Bu kadar sarsıcı bir metin için “parti” sözcüğünü kullanmak tuhaf olacak ama adını öyle koymuş bulunduk; bir Agota Kristof partisi çağrısı yapmak istiyorum; hadi, beraber okuyalım. Çünkü yani: Aman Allahım ya, ben ne okudum? Bu nasıl bir metindir, böyle yazabilmek nasıl bir kudrettir? Böyle bir metnin etkisinden nasıl çıkılır – yahut çıkılır mı?
Kusursuz, kusursuz bir kitap bu, bir şaheser.

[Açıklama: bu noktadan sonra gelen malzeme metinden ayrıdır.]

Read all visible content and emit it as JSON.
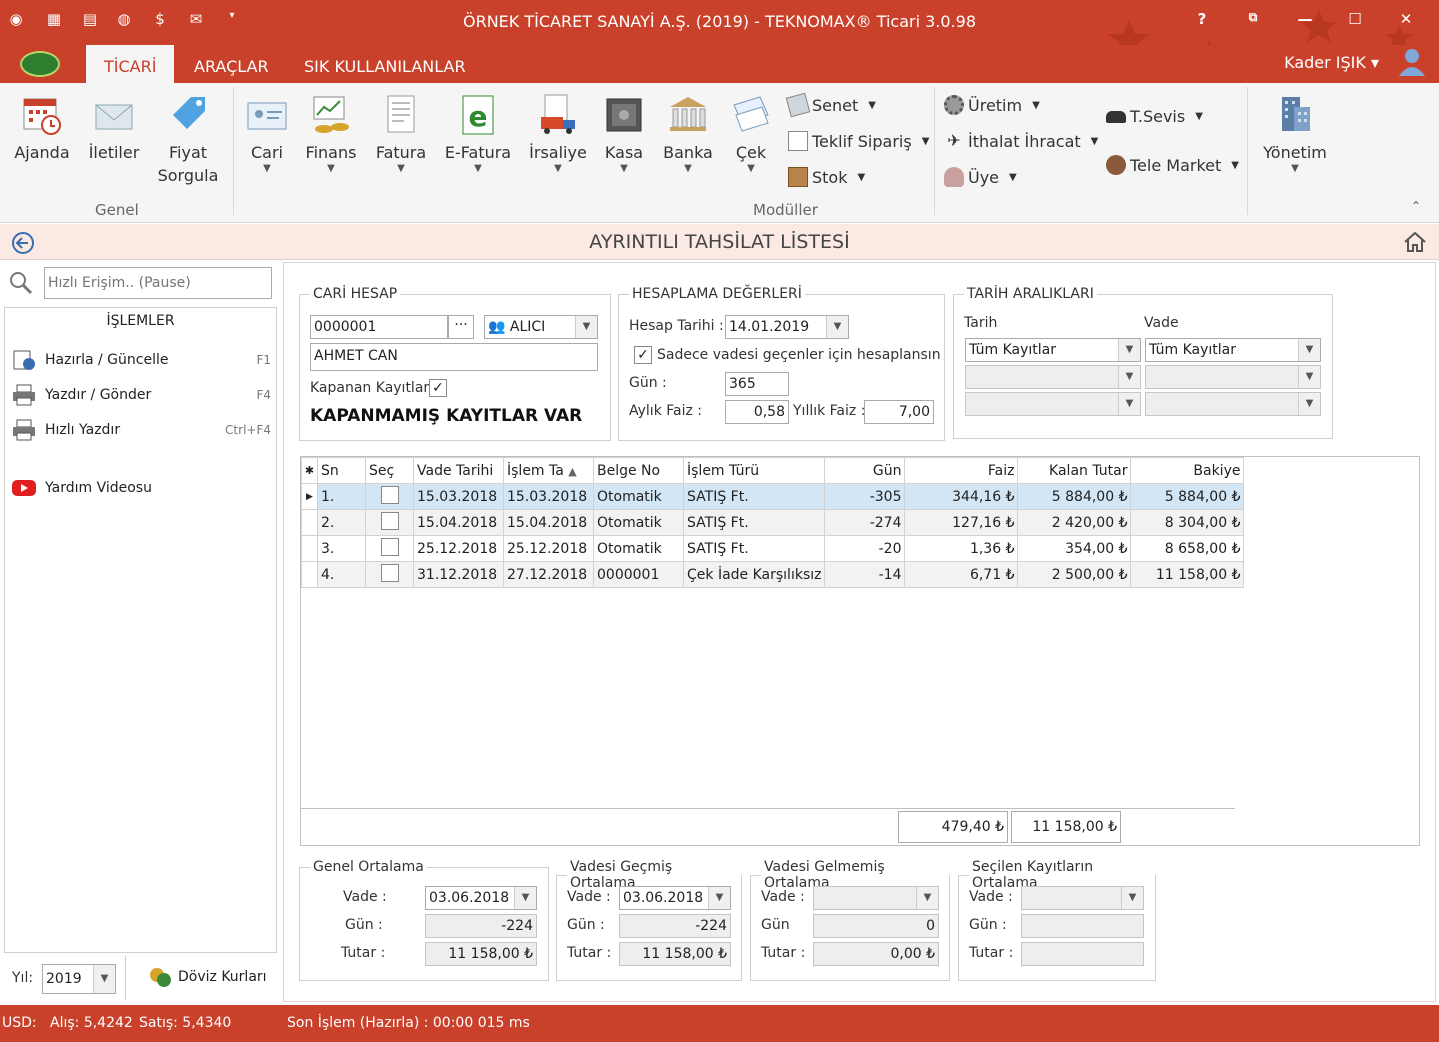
{
  "title": "ÖRNEK TİCARET SANAYİ A.Ş. (2019) - TEKNOMAX® Ticari 3.0.98",
  "tabs": [
    "TİCARİ",
    "ARAÇLAR",
    "SIK KULLANILANLAR"
  ],
  "user": "Kader IŞIK",
  "window_buttons": {
    "help": "?",
    "restore": "⧉",
    "minimize": "—",
    "maximize": "☐",
    "close": "✕"
  },
  "ribbon": {
    "genel_label": "Genel",
    "moduller_label": "Modüller",
    "ajanda": "Ajanda",
    "iletiler": "İletiler",
    "fiyat1": "Fiyat",
    "fiyat2": "Sorgula",
    "cari": "Cari",
    "finans": "Finans",
    "fatura": "Fatura",
    "efatura": "E-Fatura",
    "irsaliye": "İrsaliye",
    "kasa": "Kasa",
    "banka": "Banka",
    "cek": "Çek",
    "senet": "Senet",
    "teklif": "Teklif Sipariş",
    "stok": "Stok",
    "uretim": "Üretim",
    "ithalat": "İthalat İhracat",
    "uye": "Üye",
    "tsevis": "T.Sevis",
    "telemarket": "Tele Market",
    "yonetim": "Yönetim"
  },
  "page_title": "AYRINTILI TAHSİLAT LİSTESİ",
  "quick_access_placeholder": "Hızlı Erişim.. (Pause)",
  "left": {
    "header": "İŞLEMLER",
    "items": [
      {
        "label": "Hazırla / Güncelle",
        "key": "F1"
      },
      {
        "label": "Yazdır / Gönder",
        "key": "F4"
      },
      {
        "label": "Hızlı Yazdır",
        "key": "Ctrl+F4"
      }
    ],
    "help_video": "Yardım Videosu",
    "year_label": "Yıl:",
    "year": "2019",
    "doviz": "Döviz Kurları"
  },
  "cari": {
    "legend": "CARİ HESAP",
    "code": "0000001",
    "type": "ALICI",
    "name": "AHMET CAN",
    "closed_label": "Kapanan Kayıtlar",
    "warning": "KAPANMAMIŞ KAYITLAR VAR"
  },
  "hesap": {
    "legend": "HESAPLAMA DEĞERLERİ",
    "date_label": "Hesap Tarihi :",
    "date": "14.01.2019",
    "only_overdue": "Sadece vadesi geçenler için hesaplansın",
    "day_label": "Gün :",
    "day": "365",
    "monthly_label": "Aylık Faiz :",
    "monthly": "0,58",
    "yearly_label": "Yıllık Faiz :",
    "yearly": "7,00"
  },
  "tarih": {
    "legend": "TARİH ARALIKLARI",
    "tarih_label": "Tarih",
    "vade_label": "Vade",
    "tarih_value": "Tüm Kayıtlar",
    "vade_value": "Tüm Kayıtlar"
  },
  "grid": {
    "columns": [
      "Sn",
      "Seç",
      "Vade Tarihi",
      "İşlem Ta",
      "Belge No",
      "İşlem Türü",
      "Gün",
      "Faiz",
      "Kalan Tutar",
      "Bakiye"
    ],
    "rows": [
      {
        "sn": "1.",
        "vade": "15.03.2018",
        "islem": "15.03.2018",
        "belge": "Otomatik",
        "tur": "SATIŞ Ft.",
        "gun": "-305",
        "faiz": "344,16 ₺",
        "kalan": "5 884,00 ₺",
        "bakiye": "5 884,00 ₺"
      },
      {
        "sn": "2.",
        "vade": "15.04.2018",
        "islem": "15.04.2018",
        "belge": "Otomatik",
        "tur": "SATIŞ Ft.",
        "gun": "-274",
        "faiz": "127,16 ₺",
        "kalan": "2 420,00 ₺",
        "bakiye": "8 304,00 ₺"
      },
      {
        "sn": "3.",
        "vade": "25.12.2018",
        "islem": "25.12.2018",
        "belge": "Otomatik",
        "tur": "SATIŞ Ft.",
        "gun": "-20",
        "faiz": "1,36 ₺",
        "kalan": "354,00 ₺",
        "bakiye": "8 658,00 ₺"
      },
      {
        "sn": "4.",
        "vade": "31.12.2018",
        "islem": "27.12.2018",
        "belge": "0000001",
        "tur": "Çek İade Karşılıksız",
        "gun": "-14",
        "faiz": "6,71 ₺",
        "kalan": "2 500,00 ₺",
        "bakiye": "11 158,00 ₺"
      }
    ],
    "total_faiz": "479,40 ₺",
    "total_kalan": "11 158,00 ₺"
  },
  "averages": [
    {
      "legend": "Genel Ortalama",
      "vade_label": "Vade :",
      "gun_label": "Gün :",
      "tutar_label": "Tutar :",
      "vade": "03.06.2018",
      "gun": "-224",
      "tutar": "11 158,00 ₺"
    },
    {
      "legend": "Vadesi Geçmiş Ortalama",
      "vade_label": "Vade :",
      "gun_label": "Gün :",
      "tutar_label": "Tutar :",
      "vade": "03.06.2018",
      "gun": "-224",
      "tutar": "11 158,00 ₺"
    },
    {
      "legend": "Vadesi Gelmemiş Ortalama",
      "vade_label": "Vade :",
      "gun_label": "Gün",
      "tutar_label": "Tutar :",
      "vade": "",
      "gun": "0",
      "tutar": "0,00 ₺"
    },
    {
      "legend": "Seçilen Kayıtların Ortalama",
      "vade_label": "Vade :",
      "gun_label": "Gün :",
      "tutar_label": "Tutar :",
      "vade": "",
      "gun": "",
      "tutar": ""
    }
  ],
  "status": {
    "usd": "USD:",
    "alis": "Alış: 5,4242",
    "satis": "Satış: 5,4340",
    "last": "Son İşlem (Hazırla) : 00:00 015 ms"
  }
}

Macar yazar Agota Kristof’un aslında 3 ayrı kitap olarak yazdığı seriyi YKY tek kitapta toplamış, bence çok da iyi yapmış, kesinlikle arka arkaya okunmalılar çünkü.
İkinci Dünya Savaşı sırasında anneleri tarafından anneannelerine emanet edilen ikiz erkek kardeşlerin öyküsünü anlatan Büyük Defter ile başlıyor anlatı. Okuduğunuz her şey gerçek, okuduğunuz hiçbir şey gerçek değil. Her kitapta dil ve üslup baştan aşağı değişiyor, hikaye her defasında tepetaklak oluyor. Katman katman açılan kitapları hep çok sevdim ama böylesine hiç tanık olmamıştım. Değme polisiyelerde karşılaşamayacağınız ters köşeler var – yazar sanki yazdığı her cümleyle bir öncekini siliyor gibi.
Nazi işgali altındaki Macaristan’da yaşanan tüm dehşeti iliklerinde buz gibi hissettiriyor okura Kristof. İkizlerin pek çok şeyi tek bir kişi gibi deneyimledikleri fikrinden hareketle başlıyor anlatı ama kanmamalı; çünkü dedim ya, hepsi gerçek, hiçbiri değil.
Hafızaya ne kadar güvenebiliriz? Vahşetle karşılaşan beyin kendini korumak için ne tür mekanizmaları devreye sokabilir? Gerçek nerede biter, nerede başlar? Kimliği nasıl tanımlarız? Sürgün, göç, savaş… Bunların hafızaya ettikleri… Ne çok soru, ne çok bilinmez.
Macar edebiyatına dair de 1-2 cümle etmek istiyorum sanırım artık: Magda Szabo’da sevdiğim pek çok şeyi Agota Kristof’ta da buldum çünkü. O mesafeli, tekinsiz, buz gibi yazma biçimleri ve bu şekilde ürettikleri insanın derisinin altına işleyen metinler… Ne acayip. Nazi işgali ve sonrasındaki komünizm deneyiminin biçimlendirdiği bir şey midir bu, nedir bilmiyorum ama Macar edebiyatında kesinlikle çok nev-i şahsına münhasır bir şeyler var.
Ve şimdiden söyleyeyim: Ekim’de kitap kulübünde bu kitap konuşulur. Çünkü aksi düşünülemez. Lütfen okuyun. Olağanüstü.